The orchestrator must not sync:
- runner outputs outside allowed artifacts
- task logs
- scorer temp files
- unrelated files inside the sandbox
This prevents accidental expansion of the accepted state.
## Path Model
The orchestrator must make path anchoring explicit.
Recommended rules:
- Task-relative paths resolve from the task file location
- Repo-managed paths resolve from repository root
- Candidate execution paths resolve inside the sandbox root
- Results logging for the current iteration may remain in the main workspace if it is intended as global orchestration output
This avoids the `Path.cwd()` ambiguity that previously caused path fragility.
## Testing Strategy
The minimum required tests for this orchestrator are:
### Keep Case
- candidate mutates one allowed artifact
- candidate scores better than baseline
- artifact is synced back to main workspace
### Discard Case
- candidate mutates one allowed artifact
- candidate does not improve
- main workspace remains unchanged
### Crash Case
- mutator, runner, or scorer fails
- main workspace remains unchanged
- CLI returns non-zero for crash
### Mutation Budget Case
- candidate exceeds allowed file count or changed line budget
- candidate is discarded before runner execution
### Path Isolation Case
- orchestrator runs from outside repo root
- absolute task path still works
These tests are required for the orchestrator to be considered usable.

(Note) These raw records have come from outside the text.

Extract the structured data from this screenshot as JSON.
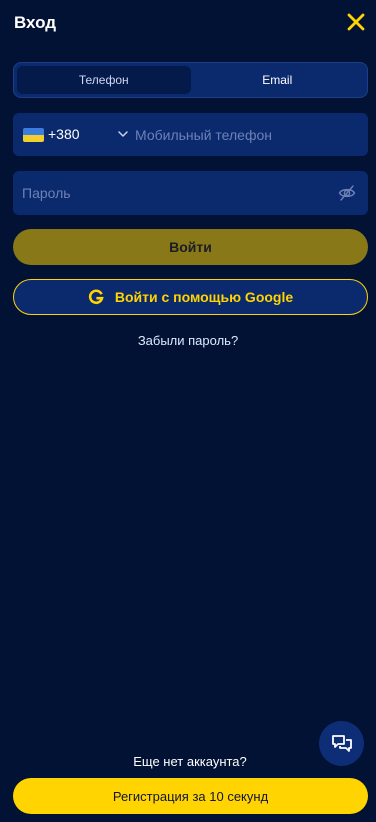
{
  "header": {
    "title": "Вход",
    "close_icon": "close-icon",
    "accent_color": "#ffd400"
  },
  "tabs": [
    {
      "label": "Телефон",
      "active": true
    },
    {
      "label": "Email",
      "active": false
    }
  ],
  "phone": {
    "country_flag": "ukraine-flag-icon",
    "dial_code": "+380",
    "chevron_icon": "chevron-down-icon",
    "placeholder": "Мобильный телефон",
    "value": ""
  },
  "password": {
    "placeholder": "Пароль",
    "value": "",
    "toggle_icon": "eye-hidden-icon"
  },
  "login": {
    "label": "Войти"
  },
  "google": {
    "label": "Войти с помощью Google",
    "icon": "google-icon"
  },
  "forgot": {
    "label": "Забыли пароль?"
  },
  "chat": {
    "icon": "chat-bubbles-icon"
  },
  "footer": {
    "no_account": "Еще нет аккаунта?",
    "register_label": "Регистрация за 10 секунд"
  },
  "colors": {
    "background": "#021234",
    "field": "#0b2a6e",
    "accent": "#ffd400",
    "login_disabled": "#887817"
  }
}
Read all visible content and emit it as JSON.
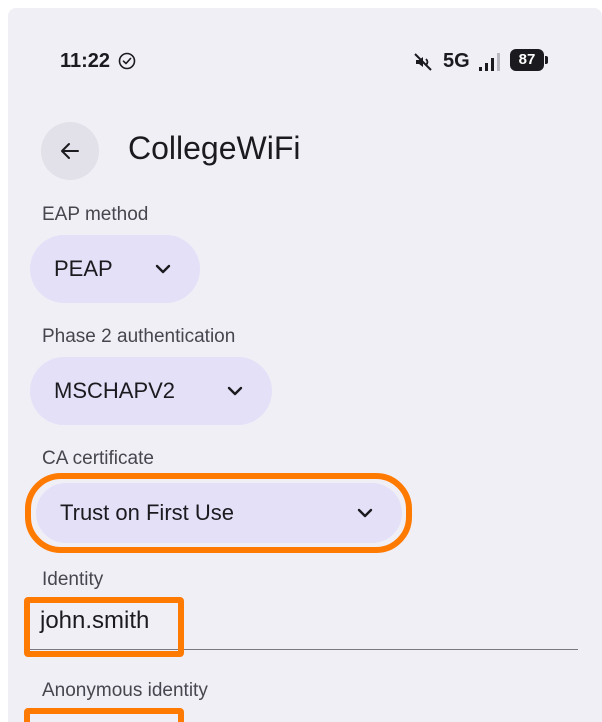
{
  "status_bar": {
    "time": "11:22",
    "network": "5G",
    "battery": "87",
    "icons": [
      "check-circle-icon",
      "mute-icon",
      "signal-icon",
      "battery-icon"
    ]
  },
  "header": {
    "back_icon": "arrow-back-icon",
    "title": "CollegeWiFi"
  },
  "fields": {
    "eap_method": {
      "label": "EAP method",
      "value": "PEAP"
    },
    "phase2": {
      "label": "Phase 2 authentication",
      "value": "MSCHAPV2"
    },
    "ca_certificate": {
      "label": "CA certificate",
      "value": "Trust on First Use"
    },
    "identity": {
      "label": "Identity",
      "value": "john.smith"
    },
    "anonymous_identity": {
      "label": "Anonymous identity"
    }
  },
  "colors": {
    "background": "#f1eff6",
    "dropdown_fill": "#e3e0f8",
    "highlight": "#ff7a00"
  }
}
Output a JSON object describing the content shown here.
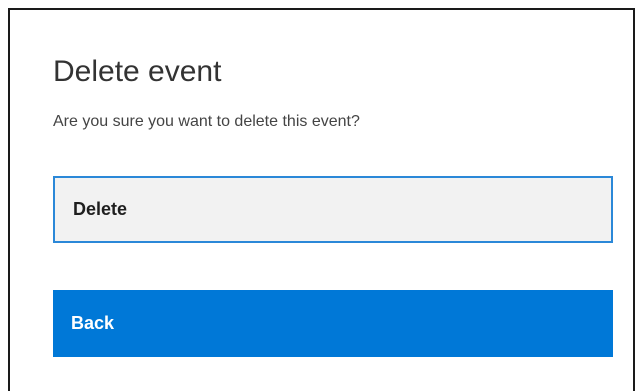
{
  "dialog": {
    "title": "Delete event",
    "message": "Are you sure you want to delete this event?",
    "delete_label": "Delete",
    "back_label": "Back"
  },
  "colors": {
    "primary_button": "#0078d7",
    "focus_border": "#2b88d8",
    "secondary_button": "#f2f2f2"
  }
}
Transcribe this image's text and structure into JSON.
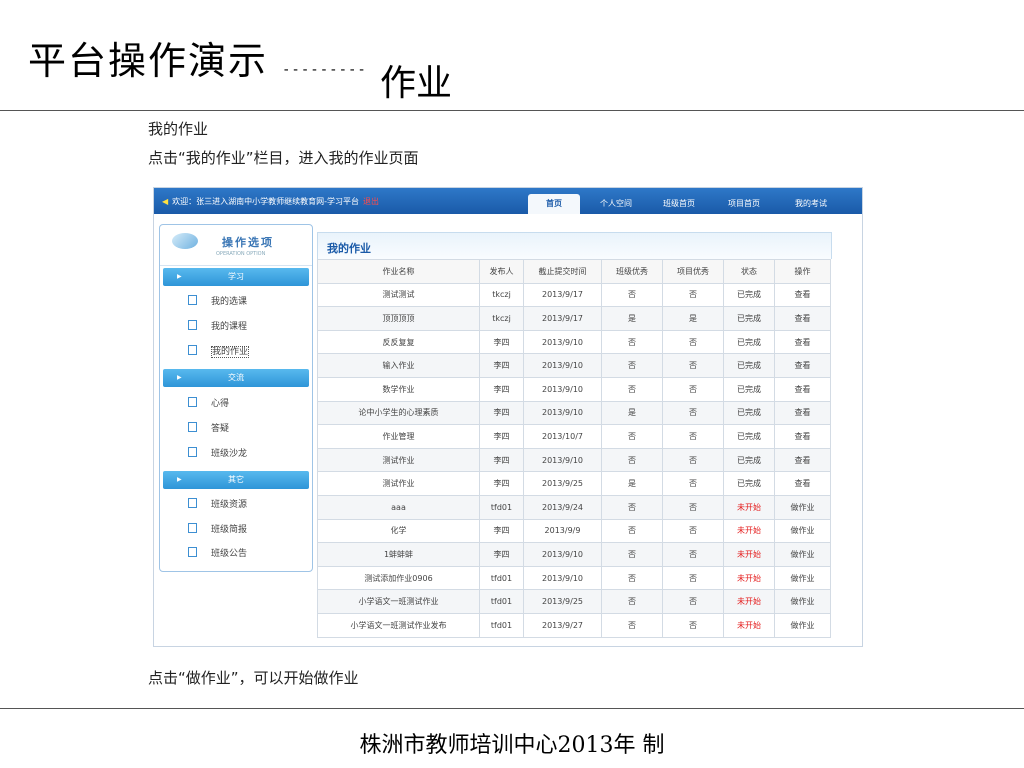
{
  "slide": {
    "title": "平台操作演示",
    "dashes": "---------",
    "subtitle": "作业",
    "para1": "我的作业",
    "para2": "点击“我的作业”栏目，进入我的作业页面",
    "para3": "点击“做作业”，可以开始做作业",
    "footer": "株洲市教师培训中心2013年 制"
  },
  "platform": {
    "welcome": "欢迎：张三进入湖南中小学教师继续教育网-学习平台",
    "logout": "退出",
    "nav": [
      "首页",
      "个人空间",
      "班级首页",
      "项目首页",
      "我的考试"
    ],
    "sidebar": {
      "header": "操作选项",
      "header_sub": "OPERATION OPTION",
      "sections": [
        {
          "title": "学习",
          "items": [
            "我的选课",
            "我的课程",
            "我的作业"
          ]
        },
        {
          "title": "交流",
          "items": [
            "心得",
            "答疑",
            "班级沙龙"
          ]
        },
        {
          "title": "其它",
          "items": [
            "班级资源",
            "班级简报",
            "班级公告"
          ]
        }
      ]
    },
    "main_title": "我的作业",
    "table": {
      "headers": [
        "作业名称",
        "发布人",
        "截止提交时间",
        "班级优秀",
        "项目优秀",
        "状态",
        "操作"
      ],
      "rows": [
        [
          "测试测试",
          "tkczj",
          "2013/9/17",
          "否",
          "否",
          "已完成",
          "查看"
        ],
        [
          "顶顶顶顶",
          "tkczj",
          "2013/9/17",
          "是",
          "是",
          "已完成",
          "查看"
        ],
        [
          "反反复复",
          "李四",
          "2013/9/10",
          "否",
          "否",
          "已完成",
          "查看"
        ],
        [
          "输入作业",
          "李四",
          "2013/9/10",
          "否",
          "否",
          "已完成",
          "查看"
        ],
        [
          "数学作业",
          "李四",
          "2013/9/10",
          "否",
          "否",
          "已完成",
          "查看"
        ],
        [
          "论中小学生的心理素质",
          "李四",
          "2013/9/10",
          "是",
          "否",
          "已完成",
          "查看"
        ],
        [
          "作业管理",
          "李四",
          "2013/10/7",
          "否",
          "否",
          "已完成",
          "查看"
        ],
        [
          "测试作业",
          "李四",
          "2013/9/10",
          "否",
          "否",
          "已完成",
          "查看"
        ],
        [
          "测试作业",
          "李四",
          "2013/9/25",
          "是",
          "否",
          "已完成",
          "查看"
        ],
        [
          "aaa",
          "tfd01",
          "2013/9/24",
          "否",
          "否",
          "未开始",
          "做作业"
        ],
        [
          "化学",
          "李四",
          "2013/9/9",
          "否",
          "否",
          "未开始",
          "做作业"
        ],
        [
          "1蚌蚌蚌",
          "李四",
          "2013/9/10",
          "否",
          "否",
          "未开始",
          "做作业"
        ],
        [
          "测试添加作业0906",
          "tfd01",
          "2013/9/10",
          "否",
          "否",
          "未开始",
          "做作业"
        ],
        [
          "小学语文一班测试作业",
          "tfd01",
          "2013/9/25",
          "否",
          "否",
          "未开始",
          "做作业"
        ],
        [
          "小学语文一班测试作业发布",
          "tfd01",
          "2013/9/27",
          "否",
          "否",
          "未开始",
          "做作业"
        ]
      ]
    }
  },
  "colors": {
    "topbar": "#1f64b4",
    "accent": "#2e95d8",
    "pending": "#e41b1b"
  }
}
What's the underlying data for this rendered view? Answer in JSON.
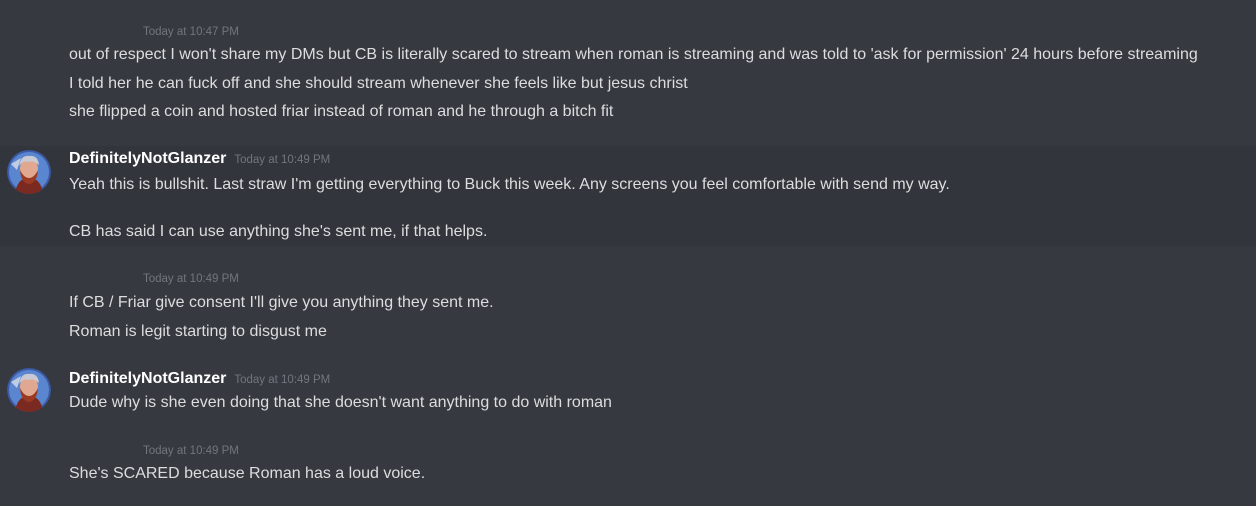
{
  "groups": [
    {
      "timestamp": "Today at 10:47 PM",
      "lines": [
        "out of respect I won't share my DMs but CB is literally scared to stream when roman is streaming and was told to 'ask for permission' 24 hours before streaming",
        "I told her he can fuck off and she should stream whenever she feels like but jesus christ",
        "she flipped a coin and hosted friar instead of roman and he through a bitch fit"
      ]
    },
    {
      "author": "DefinitelyNotGlanzer",
      "timestamp": "Today at 10:49 PM",
      "lines": [
        "Yeah this is bullshit. Last straw I'm getting everything to Buck this week. Any screens you feel comfortable with send my way.",
        "CB has said I can use anything she's sent me, if that helps."
      ]
    },
    {
      "timestamp": "Today at 10:49 PM",
      "lines": [
        "If CB / Friar give consent I'll give you anything they sent me.",
        "Roman is legit starting to disgust me"
      ]
    },
    {
      "author": "DefinitelyNotGlanzer",
      "timestamp": "Today at 10:49 PM",
      "lines": [
        "Dude why is she even doing that she doesn't want anything to do with roman"
      ]
    },
    {
      "timestamp": "Today at 10:49 PM",
      "lines": [
        "She's SCARED because Roman has a loud voice."
      ]
    }
  ],
  "colors": {
    "background": "#36393f",
    "hover": "#32353b",
    "text": "#dcddde",
    "muted": "#72767d"
  },
  "icons": {
    "avatar": "user-avatar-icon"
  }
}
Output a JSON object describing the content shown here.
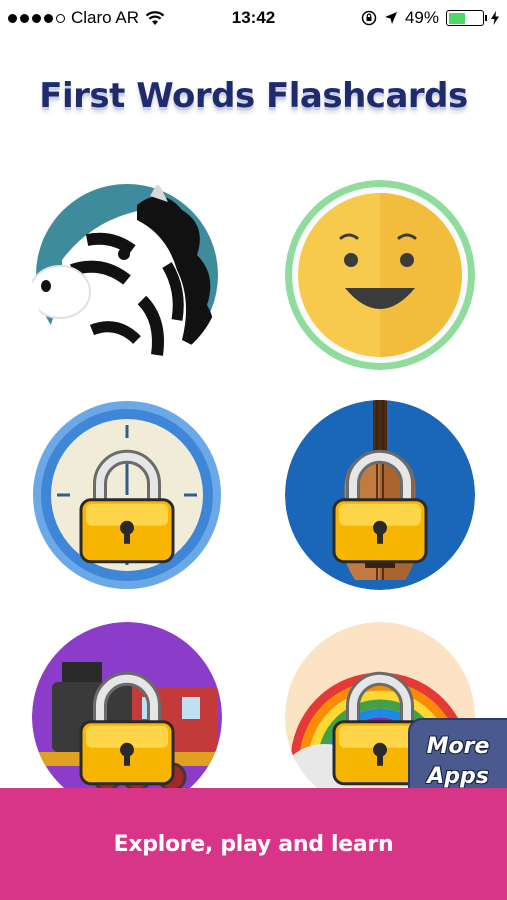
{
  "status_bar": {
    "carrier": "Claro AR",
    "time": "13:42",
    "battery": "49%",
    "battery_level": 0.49,
    "signal_bars": 4,
    "icons": [
      "signal-dots",
      "wifi-icon",
      "orientation-lock-icon",
      "location-arrow-icon",
      "battery-icon",
      "charging-bolt-icon"
    ]
  },
  "header": {
    "title": "First Words Flashcards"
  },
  "categories": [
    {
      "name": "animals",
      "icon": "zebra-icon",
      "locked": false,
      "ring_color": "#ffffff",
      "bg_color": "#3e8b9c"
    },
    {
      "name": "feelings",
      "icon": "smiley-face-icon",
      "locked": false,
      "ring_color": "#8fdc9c",
      "bg_color": "#f7c94c"
    },
    {
      "name": "time",
      "icon": "clock-icon",
      "locked": true,
      "ring_color": "#4c8fd8",
      "bg_color": "#f1ecd8"
    },
    {
      "name": "music",
      "icon": "guitar-icon",
      "locked": true,
      "ring_color": "#1a66b8",
      "bg_color": "#1a66b8"
    },
    {
      "name": "vehicles",
      "icon": "train-icon",
      "locked": true,
      "ring_color": "#8b3cc9",
      "bg_color": "#8b3cc9"
    },
    {
      "name": "weather",
      "icon": "rainbow-icon",
      "locked": true,
      "ring_color": "#fbe3c4",
      "bg_color": "#fbe3c4"
    }
  ],
  "more_apps": {
    "line1": "More",
    "line2": "Apps"
  },
  "footer": {
    "tagline": "Explore, play and learn"
  },
  "colors": {
    "footer": "#d83589",
    "title": "#1e2c6e",
    "more_apps": "#4a5a8e"
  }
}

## Recommended File Changes
The next implementation phase should touch only the following areas:
- `engine/models.py`
- `engine/task_loader.py`
- `engine/mutation_engine.py`
- new `engine/orchestrator.py`
- `scripts/run_task.py`
- `tasks/skill-quality/task.yaml`
- tests for orchestration and sync-back behavior
This keeps the scope focused on adding one reliable orchestration layer.
## Open Questions Deferred
The following topics are explicitly deferred:
- Multi-iteration looping
- Search strategies
- Branch-per-candidate workflows
- Git-backed isolation
- Parallel execution
- Human review checkpoints
These are all downstream of the single-iteration orchestrator.
## Recommendation
Proceed with a candidate-sandbox baseline-aware orchestrator as the next implementation step.
Do not extend directly to multi-iteration autonomy yet. First make one iteration correct, isolated, and safe.